MyLogger.logger.getHandlers()[0].close();

I have run this through the debugger and there is only ever one handler (the FileHandler that I add).

As I said, this only happens randomly. The first 3 runs of the jar could be to .0 and then the fourth to .0.1. Then the next 10 could be correct again. It's hard to say. However it does happen fairly often (I would say it writes to .0.1 about every 1/8 of the time).

Any ideas / suggestions would be great. Thanks ahead of time.

Upvotes: 0

Views: 699

Answers (1)

jmehrens
jmehrens

Reputation: 11045

Could the file still be locked from my previous run?

Could be that two JVMs are running your jar at the same time. Add code to grab the RuntimeMXBean and then add a single log statement to record the runtime name and the start time. The runtime name usually maps to a process id and a host name.

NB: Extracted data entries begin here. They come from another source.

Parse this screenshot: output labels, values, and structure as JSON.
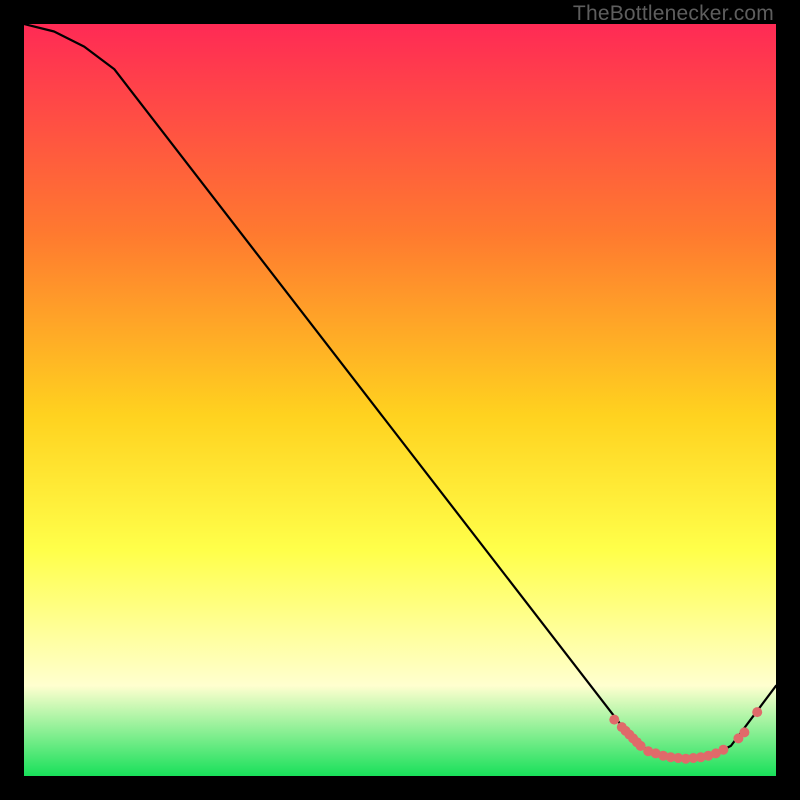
{
  "watermark": "TheBottlenecker.com",
  "colors": {
    "gradient_top": "#ff2a55",
    "gradient_mid1": "#ff7a2f",
    "gradient_mid2": "#ffd21f",
    "gradient_mid3": "#ffff4a",
    "gradient_pale": "#ffffcf",
    "gradient_bottom": "#18e05a",
    "curve": "#000000",
    "marker": "#e06a6a",
    "frame": "#000000"
  },
  "chart_data": {
    "type": "line",
    "title": "",
    "xlabel": "",
    "ylabel": "",
    "xlim": [
      0,
      100
    ],
    "ylim": [
      0,
      100
    ],
    "grid": false,
    "legend": false,
    "annotations": [],
    "series": [
      {
        "name": "bottleneck-curve",
        "x": [
          0,
          4,
          8,
          12,
          80,
          82,
          84,
          86,
          88,
          90,
          92,
          94,
          100
        ],
        "values": [
          100,
          99,
          97,
          94,
          6,
          4,
          3,
          2.5,
          2.3,
          2.5,
          3,
          4,
          12
        ]
      }
    ],
    "markers": [
      {
        "x": 78.5,
        "y": 7.5
      },
      {
        "x": 79.5,
        "y": 6.5
      },
      {
        "x": 80.0,
        "y": 6.0
      },
      {
        "x": 80.5,
        "y": 5.5
      },
      {
        "x": 81.0,
        "y": 5.0
      },
      {
        "x": 81.5,
        "y": 4.5
      },
      {
        "x": 82.0,
        "y": 4.0
      },
      {
        "x": 83.0,
        "y": 3.3
      },
      {
        "x": 84.0,
        "y": 3.0
      },
      {
        "x": 85.0,
        "y": 2.7
      },
      {
        "x": 86.0,
        "y": 2.5
      },
      {
        "x": 87.0,
        "y": 2.4
      },
      {
        "x": 88.0,
        "y": 2.3
      },
      {
        "x": 89.0,
        "y": 2.4
      },
      {
        "x": 90.0,
        "y": 2.5
      },
      {
        "x": 91.0,
        "y": 2.7
      },
      {
        "x": 92.0,
        "y": 3.0
      },
      {
        "x": 93.0,
        "y": 3.5
      },
      {
        "x": 95.0,
        "y": 5.0
      },
      {
        "x": 95.8,
        "y": 5.8
      },
      {
        "x": 97.5,
        "y": 8.5
      }
    ]
  }
}
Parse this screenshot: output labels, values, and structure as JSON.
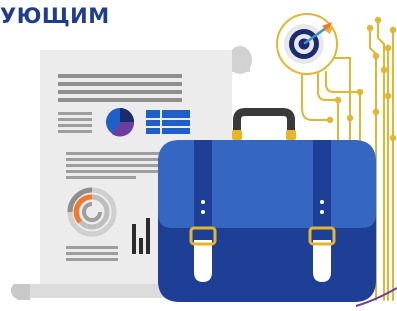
{
  "heading": {
    "text": "УЮЩИМ"
  },
  "illustration": {
    "subject": "business-briefcase-document-target",
    "colors": {
      "heading": "#1e3d8f",
      "briefcase_body": "#2d5cb3",
      "briefcase_dark": "#1e3f96",
      "briefcase_flap": "#3566c2",
      "strap": "#ffffff",
      "buckle": "#e6b52c",
      "document": "#ececec",
      "document_shadow": "#d2d2d2",
      "document_text_lines": "#888888",
      "chart_blue": "#1f5fc9",
      "chart_dark": "#1a2c6b",
      "circuit_gold": "#e6b52c",
      "target_dark": "#1a2c6b",
      "target_light": "#e8e8e8",
      "accent_orange": "#f07a2a",
      "accent_purple": "#6b3fa0"
    },
    "icons": [
      "document-icon",
      "pie-chart-icon",
      "table-icon",
      "donut-chart-icon",
      "bar-chart-icon",
      "briefcase-icon",
      "target-icon",
      "arrow-icon",
      "circuit-lines-icon"
    ]
  }
}
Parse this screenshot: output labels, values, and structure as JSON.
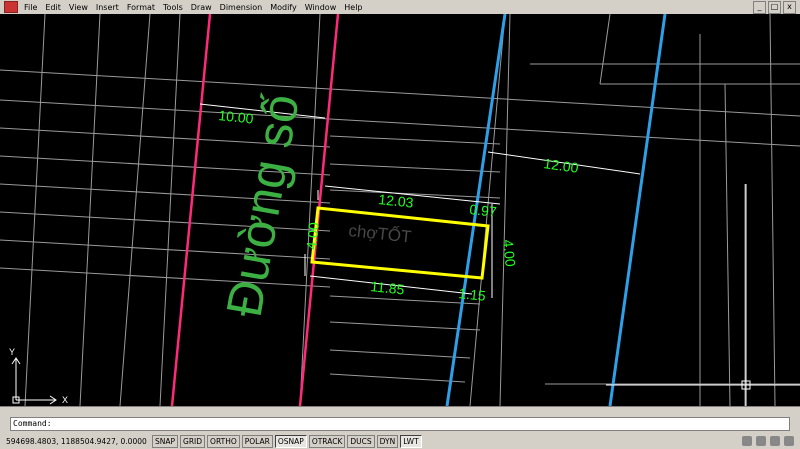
{
  "menu": [
    "File",
    "Edit",
    "View",
    "Insert",
    "Format",
    "Tools",
    "Draw",
    "Dimension",
    "Modify",
    "Window",
    "Help"
  ],
  "window_controls": {
    "minimize": "_",
    "restore": "□",
    "close": "x"
  },
  "drawing": {
    "street_label": "Đường số",
    "dim_road_width": "10.00",
    "dim_top": "12.03",
    "dim_top_right": "0.97",
    "dim_bottom": "11.85",
    "dim_bottom_right": "1.15",
    "dim_left": "4.00",
    "dim_right": "4.00",
    "dim_right_far": "12.00",
    "watermark": "chợTỐT",
    "ucs_x": "X",
    "ucs_y": "Y"
  },
  "command": {
    "prompt": "Command:"
  },
  "status": {
    "coords": "594698.4803, 1188504.9427, 0.0000",
    "toggles": [
      {
        "label": "SNAP",
        "on": false
      },
      {
        "label": "GRID",
        "on": false
      },
      {
        "label": "ORTHO",
        "on": false
      },
      {
        "label": "POLAR",
        "on": false
      },
      {
        "label": "OSNAP",
        "on": true
      },
      {
        "label": "OTRACK",
        "on": false
      },
      {
        "label": "DUCS",
        "on": false
      },
      {
        "label": "DYN",
        "on": false
      },
      {
        "label": "LWT",
        "on": true
      }
    ]
  },
  "colors": {
    "canvas": "#000000",
    "road_line": "#ff2a7a",
    "blue_line": "#2ea0e8",
    "dimension": "#22ff22",
    "lot": "#ffff00",
    "grid": "#9a9a9a"
  }
}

The FileHandler does everything it can to prevent two concurrently running JVMs from writing to the same log file. If this behavior was allowed the log file would be almost impossible to read and understand.

If you really want to write everything to one log file then you have to do one of the following:

  1. Prevent concurrent JVM processes from starting by changing how it is launched.
  2. Have your code detect if another JVM is running your code and exit before creating a FileHandler.
  3. Have each JVM write to a distinct log file and create code to safely merge the files into one.
  4. Create a proxy Handler that creates and closes a FileHandler for each log record. The proxy handler would use a predefined file name (different from the log file) and a FileLock to serialize access to the log file from different JVMs.
  5. Use a dedicated process to write to the log file and have all the JVMs send log messages to that process.